Time, Clocks, and Causality

LESSON

Distributed Systems Foundations

006 25 min beginner

Time, Clocks, and Causality

Core Insight

Imagine editing a shared note from two devices. Your phone is offline on a train, so you change the title to "Trip Plan." At the same time, your laptop is online at home, and you change the title to "June Itinerary." Both devices later sync. The phone says its edit happened at 10:03:12. The laptop says its edit happened at 10:02:55.

Which edit should win?

The tempting answer is "keep the latest timestamp." But that answer assumes wall-clock time is the same as meaningful order. It is not. The phone clock may be fast. The laptop clock may be slow. More importantly, neither edit had seen the other before acting. From the system's point of view, the edits are independent, even if one clock number is larger.

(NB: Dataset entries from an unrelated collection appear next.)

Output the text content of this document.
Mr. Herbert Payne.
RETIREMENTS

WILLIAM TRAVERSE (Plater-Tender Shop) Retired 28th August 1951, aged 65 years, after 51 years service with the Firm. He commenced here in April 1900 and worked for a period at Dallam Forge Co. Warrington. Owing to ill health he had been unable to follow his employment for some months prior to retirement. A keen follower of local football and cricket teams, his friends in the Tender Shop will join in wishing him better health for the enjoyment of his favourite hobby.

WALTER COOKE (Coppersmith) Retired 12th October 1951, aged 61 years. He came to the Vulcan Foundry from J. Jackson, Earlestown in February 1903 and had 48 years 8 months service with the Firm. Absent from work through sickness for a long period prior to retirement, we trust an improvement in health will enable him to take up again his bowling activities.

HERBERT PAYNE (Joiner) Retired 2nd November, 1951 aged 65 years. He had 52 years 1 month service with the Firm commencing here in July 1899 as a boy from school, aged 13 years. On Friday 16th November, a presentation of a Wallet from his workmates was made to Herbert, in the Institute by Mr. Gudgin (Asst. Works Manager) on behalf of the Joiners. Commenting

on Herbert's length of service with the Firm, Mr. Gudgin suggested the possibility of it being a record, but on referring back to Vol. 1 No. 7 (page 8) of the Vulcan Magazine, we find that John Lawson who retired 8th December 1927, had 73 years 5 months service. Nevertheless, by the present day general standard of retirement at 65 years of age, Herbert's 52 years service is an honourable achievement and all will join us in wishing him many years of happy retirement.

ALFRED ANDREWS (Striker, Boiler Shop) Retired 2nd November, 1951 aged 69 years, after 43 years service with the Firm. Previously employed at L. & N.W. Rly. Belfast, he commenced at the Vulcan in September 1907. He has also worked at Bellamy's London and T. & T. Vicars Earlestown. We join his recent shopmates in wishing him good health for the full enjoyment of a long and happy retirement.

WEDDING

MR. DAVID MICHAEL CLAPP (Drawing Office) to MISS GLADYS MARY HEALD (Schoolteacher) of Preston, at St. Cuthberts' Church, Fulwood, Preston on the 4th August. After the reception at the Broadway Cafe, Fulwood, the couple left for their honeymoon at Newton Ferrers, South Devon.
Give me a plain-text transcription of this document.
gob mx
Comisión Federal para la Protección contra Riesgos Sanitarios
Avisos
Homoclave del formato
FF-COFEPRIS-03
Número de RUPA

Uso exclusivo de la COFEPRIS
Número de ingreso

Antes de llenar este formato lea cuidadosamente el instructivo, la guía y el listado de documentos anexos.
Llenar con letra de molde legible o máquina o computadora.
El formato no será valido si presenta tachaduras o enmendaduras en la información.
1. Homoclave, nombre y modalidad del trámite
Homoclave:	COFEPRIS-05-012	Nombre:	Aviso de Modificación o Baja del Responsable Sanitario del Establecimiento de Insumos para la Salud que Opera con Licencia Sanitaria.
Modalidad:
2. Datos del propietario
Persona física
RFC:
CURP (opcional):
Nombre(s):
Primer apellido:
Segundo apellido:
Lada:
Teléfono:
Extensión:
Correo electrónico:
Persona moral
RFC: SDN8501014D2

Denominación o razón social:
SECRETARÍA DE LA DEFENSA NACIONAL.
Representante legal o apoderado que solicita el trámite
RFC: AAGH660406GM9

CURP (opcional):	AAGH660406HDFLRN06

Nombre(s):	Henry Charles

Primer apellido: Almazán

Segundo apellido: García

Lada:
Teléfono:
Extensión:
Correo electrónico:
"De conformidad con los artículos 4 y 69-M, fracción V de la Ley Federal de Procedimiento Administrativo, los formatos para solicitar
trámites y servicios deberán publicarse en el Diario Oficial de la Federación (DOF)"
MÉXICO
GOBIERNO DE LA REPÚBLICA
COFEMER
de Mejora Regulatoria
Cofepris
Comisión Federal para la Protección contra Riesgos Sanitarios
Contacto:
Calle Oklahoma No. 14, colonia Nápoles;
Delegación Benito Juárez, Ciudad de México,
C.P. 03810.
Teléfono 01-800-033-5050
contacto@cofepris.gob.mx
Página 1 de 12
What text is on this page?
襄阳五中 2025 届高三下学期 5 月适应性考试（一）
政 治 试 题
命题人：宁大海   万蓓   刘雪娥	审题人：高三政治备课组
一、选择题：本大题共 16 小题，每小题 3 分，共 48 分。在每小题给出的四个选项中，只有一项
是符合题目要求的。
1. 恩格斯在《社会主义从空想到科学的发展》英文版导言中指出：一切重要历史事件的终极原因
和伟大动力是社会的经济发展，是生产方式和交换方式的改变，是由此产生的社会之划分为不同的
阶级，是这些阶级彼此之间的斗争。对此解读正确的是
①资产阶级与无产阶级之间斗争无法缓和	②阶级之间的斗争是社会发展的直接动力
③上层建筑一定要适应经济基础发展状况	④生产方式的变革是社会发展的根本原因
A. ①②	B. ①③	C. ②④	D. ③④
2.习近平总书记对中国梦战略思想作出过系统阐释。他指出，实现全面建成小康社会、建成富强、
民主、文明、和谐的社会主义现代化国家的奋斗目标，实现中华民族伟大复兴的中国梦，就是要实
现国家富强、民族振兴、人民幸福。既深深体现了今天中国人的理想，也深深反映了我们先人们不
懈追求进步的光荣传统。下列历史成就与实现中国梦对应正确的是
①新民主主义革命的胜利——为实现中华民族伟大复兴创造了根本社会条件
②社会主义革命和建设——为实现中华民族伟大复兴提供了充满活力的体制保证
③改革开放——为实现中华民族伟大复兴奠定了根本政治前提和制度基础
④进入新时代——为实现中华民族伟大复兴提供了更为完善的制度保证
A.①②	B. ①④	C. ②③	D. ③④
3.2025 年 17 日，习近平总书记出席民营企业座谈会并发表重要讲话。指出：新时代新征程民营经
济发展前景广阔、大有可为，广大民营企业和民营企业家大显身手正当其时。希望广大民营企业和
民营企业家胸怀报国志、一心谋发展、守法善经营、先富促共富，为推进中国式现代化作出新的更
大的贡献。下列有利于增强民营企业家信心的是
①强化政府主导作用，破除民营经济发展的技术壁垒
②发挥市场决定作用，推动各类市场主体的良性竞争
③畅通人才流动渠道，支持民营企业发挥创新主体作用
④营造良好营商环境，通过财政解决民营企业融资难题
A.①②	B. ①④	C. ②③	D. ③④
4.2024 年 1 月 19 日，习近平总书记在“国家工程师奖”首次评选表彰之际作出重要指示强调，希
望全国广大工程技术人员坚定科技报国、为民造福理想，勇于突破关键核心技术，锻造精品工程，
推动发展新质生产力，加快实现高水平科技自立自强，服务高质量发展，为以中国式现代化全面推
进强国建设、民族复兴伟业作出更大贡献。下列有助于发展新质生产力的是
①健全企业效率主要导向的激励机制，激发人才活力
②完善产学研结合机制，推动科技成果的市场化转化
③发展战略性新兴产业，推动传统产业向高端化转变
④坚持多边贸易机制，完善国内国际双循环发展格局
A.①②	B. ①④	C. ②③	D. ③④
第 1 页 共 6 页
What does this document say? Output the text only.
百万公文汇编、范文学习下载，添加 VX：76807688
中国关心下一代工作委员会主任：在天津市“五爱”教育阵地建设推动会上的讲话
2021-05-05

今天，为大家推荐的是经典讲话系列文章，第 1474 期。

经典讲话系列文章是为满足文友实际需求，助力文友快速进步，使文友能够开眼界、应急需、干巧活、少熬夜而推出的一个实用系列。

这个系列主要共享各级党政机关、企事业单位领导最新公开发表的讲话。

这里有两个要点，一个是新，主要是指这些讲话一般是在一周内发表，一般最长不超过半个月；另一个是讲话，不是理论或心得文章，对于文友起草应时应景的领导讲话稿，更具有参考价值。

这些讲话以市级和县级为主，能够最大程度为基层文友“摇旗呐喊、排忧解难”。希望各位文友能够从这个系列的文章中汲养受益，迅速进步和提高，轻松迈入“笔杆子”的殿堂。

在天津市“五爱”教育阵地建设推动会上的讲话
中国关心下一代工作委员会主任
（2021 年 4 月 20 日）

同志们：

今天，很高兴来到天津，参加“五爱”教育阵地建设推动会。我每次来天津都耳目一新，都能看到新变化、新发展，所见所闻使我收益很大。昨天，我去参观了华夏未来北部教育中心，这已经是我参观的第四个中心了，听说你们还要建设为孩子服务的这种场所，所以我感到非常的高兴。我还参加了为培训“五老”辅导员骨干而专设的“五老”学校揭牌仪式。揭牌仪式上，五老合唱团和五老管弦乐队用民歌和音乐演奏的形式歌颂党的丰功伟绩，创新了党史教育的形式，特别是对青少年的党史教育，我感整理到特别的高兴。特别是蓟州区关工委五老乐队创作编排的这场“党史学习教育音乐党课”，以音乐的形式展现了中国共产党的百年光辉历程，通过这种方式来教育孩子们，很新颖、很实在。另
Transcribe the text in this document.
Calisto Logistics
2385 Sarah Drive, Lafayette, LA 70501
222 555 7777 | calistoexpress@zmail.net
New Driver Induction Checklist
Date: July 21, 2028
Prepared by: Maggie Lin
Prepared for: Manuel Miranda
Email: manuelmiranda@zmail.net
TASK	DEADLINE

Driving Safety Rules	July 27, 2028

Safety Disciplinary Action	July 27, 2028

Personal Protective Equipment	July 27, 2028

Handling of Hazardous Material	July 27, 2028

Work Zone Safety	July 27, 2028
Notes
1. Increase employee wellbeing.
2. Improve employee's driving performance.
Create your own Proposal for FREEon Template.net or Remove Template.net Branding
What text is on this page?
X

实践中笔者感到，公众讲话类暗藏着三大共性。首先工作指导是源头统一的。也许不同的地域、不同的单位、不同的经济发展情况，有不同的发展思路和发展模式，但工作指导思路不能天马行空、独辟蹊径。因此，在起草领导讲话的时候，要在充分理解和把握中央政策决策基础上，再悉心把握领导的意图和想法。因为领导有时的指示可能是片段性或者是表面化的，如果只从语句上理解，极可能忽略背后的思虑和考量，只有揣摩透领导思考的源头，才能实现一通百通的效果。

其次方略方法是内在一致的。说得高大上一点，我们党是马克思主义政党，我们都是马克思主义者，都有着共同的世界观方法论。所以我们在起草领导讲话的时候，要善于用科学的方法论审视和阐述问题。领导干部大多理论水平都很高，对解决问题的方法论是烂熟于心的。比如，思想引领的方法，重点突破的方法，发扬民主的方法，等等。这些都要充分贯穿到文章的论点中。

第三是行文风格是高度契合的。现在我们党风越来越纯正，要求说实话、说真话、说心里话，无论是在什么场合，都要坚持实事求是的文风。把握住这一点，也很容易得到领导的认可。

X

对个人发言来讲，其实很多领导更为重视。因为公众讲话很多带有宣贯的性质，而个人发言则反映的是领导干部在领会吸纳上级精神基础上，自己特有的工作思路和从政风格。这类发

That is the center of distributed time. Wall clocks are useful for logs, alerts, retention windows, deadlines, and human explanations. They are weaker when the system needs to know whether one event could have influenced another. The stronger idea is causality: one event causally follows another when information could have flowed from the first event to the second.

The design question is not "which timestamp is bigger?" It is "what had this participant seen when it made the decision?" If the system cannot answer that question, it can accidentally erase real work while appearing perfectly deterministic.

Three Kinds Of Time Evidence

Distributed systems use several kinds of time evidence, and each answers a different question.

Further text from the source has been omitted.